自分の指を舐め、雅のアレにあてがい滑り込ませていく。
「んっ…」
ジェムの長い指が雅のいい箇所に当たり、身体が震える。
「そこ…んっ…ぁ…やだっ、また…僕だけ…」
身体が大きく震えた。
「俺が入れる前にイッたのか?」
「ぁ…ごめんなさい」
泣きそうな顔でジエムを見る。
「泣くな、また、気持ちよくしてやる」
ジェムのモノが雅のアレにあてがい、ゆっくり中に入って行く。
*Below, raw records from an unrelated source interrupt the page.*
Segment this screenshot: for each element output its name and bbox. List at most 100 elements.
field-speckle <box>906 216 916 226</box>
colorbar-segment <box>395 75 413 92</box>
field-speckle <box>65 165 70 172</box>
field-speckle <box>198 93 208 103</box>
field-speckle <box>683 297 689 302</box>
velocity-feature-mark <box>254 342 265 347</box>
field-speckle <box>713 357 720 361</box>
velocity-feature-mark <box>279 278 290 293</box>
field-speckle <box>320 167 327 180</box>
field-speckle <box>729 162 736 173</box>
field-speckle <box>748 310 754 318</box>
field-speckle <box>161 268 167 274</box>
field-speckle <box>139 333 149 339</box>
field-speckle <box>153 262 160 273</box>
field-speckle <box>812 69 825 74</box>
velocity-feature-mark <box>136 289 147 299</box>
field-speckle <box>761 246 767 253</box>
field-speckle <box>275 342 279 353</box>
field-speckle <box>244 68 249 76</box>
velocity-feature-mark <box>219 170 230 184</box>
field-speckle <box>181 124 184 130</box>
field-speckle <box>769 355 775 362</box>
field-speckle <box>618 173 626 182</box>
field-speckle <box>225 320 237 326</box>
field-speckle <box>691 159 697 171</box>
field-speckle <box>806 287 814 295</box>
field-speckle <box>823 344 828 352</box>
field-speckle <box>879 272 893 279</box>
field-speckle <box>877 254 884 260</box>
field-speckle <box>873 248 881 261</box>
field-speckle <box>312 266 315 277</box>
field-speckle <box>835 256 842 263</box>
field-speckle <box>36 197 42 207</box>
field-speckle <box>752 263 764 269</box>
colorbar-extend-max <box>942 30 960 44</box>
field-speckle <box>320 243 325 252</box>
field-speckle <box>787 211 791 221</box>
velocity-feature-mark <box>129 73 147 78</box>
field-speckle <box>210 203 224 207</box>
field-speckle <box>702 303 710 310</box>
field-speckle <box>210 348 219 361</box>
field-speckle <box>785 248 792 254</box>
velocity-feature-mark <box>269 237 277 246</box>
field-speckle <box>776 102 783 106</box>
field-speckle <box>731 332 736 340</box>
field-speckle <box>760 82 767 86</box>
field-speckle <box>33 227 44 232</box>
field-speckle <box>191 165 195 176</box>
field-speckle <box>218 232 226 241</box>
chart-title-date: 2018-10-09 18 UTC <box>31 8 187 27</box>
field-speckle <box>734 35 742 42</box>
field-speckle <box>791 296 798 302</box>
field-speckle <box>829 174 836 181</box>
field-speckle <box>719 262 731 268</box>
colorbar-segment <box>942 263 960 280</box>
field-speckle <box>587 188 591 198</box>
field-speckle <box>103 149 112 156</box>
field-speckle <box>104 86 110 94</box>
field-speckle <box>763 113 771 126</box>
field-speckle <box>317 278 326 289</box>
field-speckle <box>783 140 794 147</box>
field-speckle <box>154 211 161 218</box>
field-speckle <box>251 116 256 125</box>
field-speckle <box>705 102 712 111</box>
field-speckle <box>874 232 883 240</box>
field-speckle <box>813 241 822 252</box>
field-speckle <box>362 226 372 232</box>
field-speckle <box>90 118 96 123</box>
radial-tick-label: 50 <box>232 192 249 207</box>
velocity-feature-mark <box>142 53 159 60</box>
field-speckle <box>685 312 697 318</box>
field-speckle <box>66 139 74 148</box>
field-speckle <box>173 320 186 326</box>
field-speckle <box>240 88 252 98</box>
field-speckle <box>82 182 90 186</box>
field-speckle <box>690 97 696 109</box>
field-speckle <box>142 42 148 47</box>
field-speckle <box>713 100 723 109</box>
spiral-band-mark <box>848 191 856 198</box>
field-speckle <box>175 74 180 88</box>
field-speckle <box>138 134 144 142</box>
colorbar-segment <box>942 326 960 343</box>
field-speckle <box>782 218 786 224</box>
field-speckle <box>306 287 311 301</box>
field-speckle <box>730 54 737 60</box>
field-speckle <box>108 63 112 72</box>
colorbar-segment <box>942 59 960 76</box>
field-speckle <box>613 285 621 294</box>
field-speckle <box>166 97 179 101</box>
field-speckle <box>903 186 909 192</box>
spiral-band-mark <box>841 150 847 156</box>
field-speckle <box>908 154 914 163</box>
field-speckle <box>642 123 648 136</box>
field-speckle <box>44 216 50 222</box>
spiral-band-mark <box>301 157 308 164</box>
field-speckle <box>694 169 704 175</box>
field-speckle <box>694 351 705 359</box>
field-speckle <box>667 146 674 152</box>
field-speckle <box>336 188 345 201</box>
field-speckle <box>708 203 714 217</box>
圧迫感が迫り、雅の息が詰まる。
「あぁっ…」
「苦しいか?」
「す、少し…」
「まだ、半分も入ってないんだが」
「…全部入ったら…僕…壊れる?」
「さぁ?ここまでは行くかもな?」
下腹部をトントンする。少し不安で体が強ばる。
「大丈夫、信じろ、痛くは無いから」
ゆっくり雅の中に沈み込ませ、雅とキスをしながら、ゆっくり腰を動かす。
「んっ、あっ…ふっ…あ、だめっ、奥…奥ダメ」
「お腹の上から感触が分かるぞ」
全身に鳥肌が立ち、目がチカチカする。
「ん゛っあ゛ぁっ!」
腰を打付ける度水音が響く。
「やだっ、待ってっ!!」
パニックになり、ジェムの腕を力強く掴む。
奥にズンと響く度、体が仰け反り、震えが止まらなくなる。
「あっ…あ、ぁ」
「一緒にイキたかったんだろ?」
「あ…無理っ…あっ、あ゛っ」
その瞬間細かく潮を吹いた。
「やだっ、奥っだめっ…」
口も閉じれず涎が口元からこぼれる。
「そこっ…無理っ、イッちゃうっ」
胸元まで飛ばし、ジェムも奥で吐き出しズルッと抜かれる。
「満足したか?」
「…うん…気持ち良かった」
雅の頭を撫でる。
お風呂に入れ、服を着替えさせ、ベッドに運ぶ。

「お休み」

そう言うと雅は眠りに落ちる。


--次の日。

雅は店を辞めジェムの家に居る。
そして雅の家には、語学留学の為海外に行くと置き手紙を置き一生暮らせるお金が振り込まれていた。


雅は時々変わった夢を見る。

優しい顔で女性の声で雅の名前をいつも呼んでいる。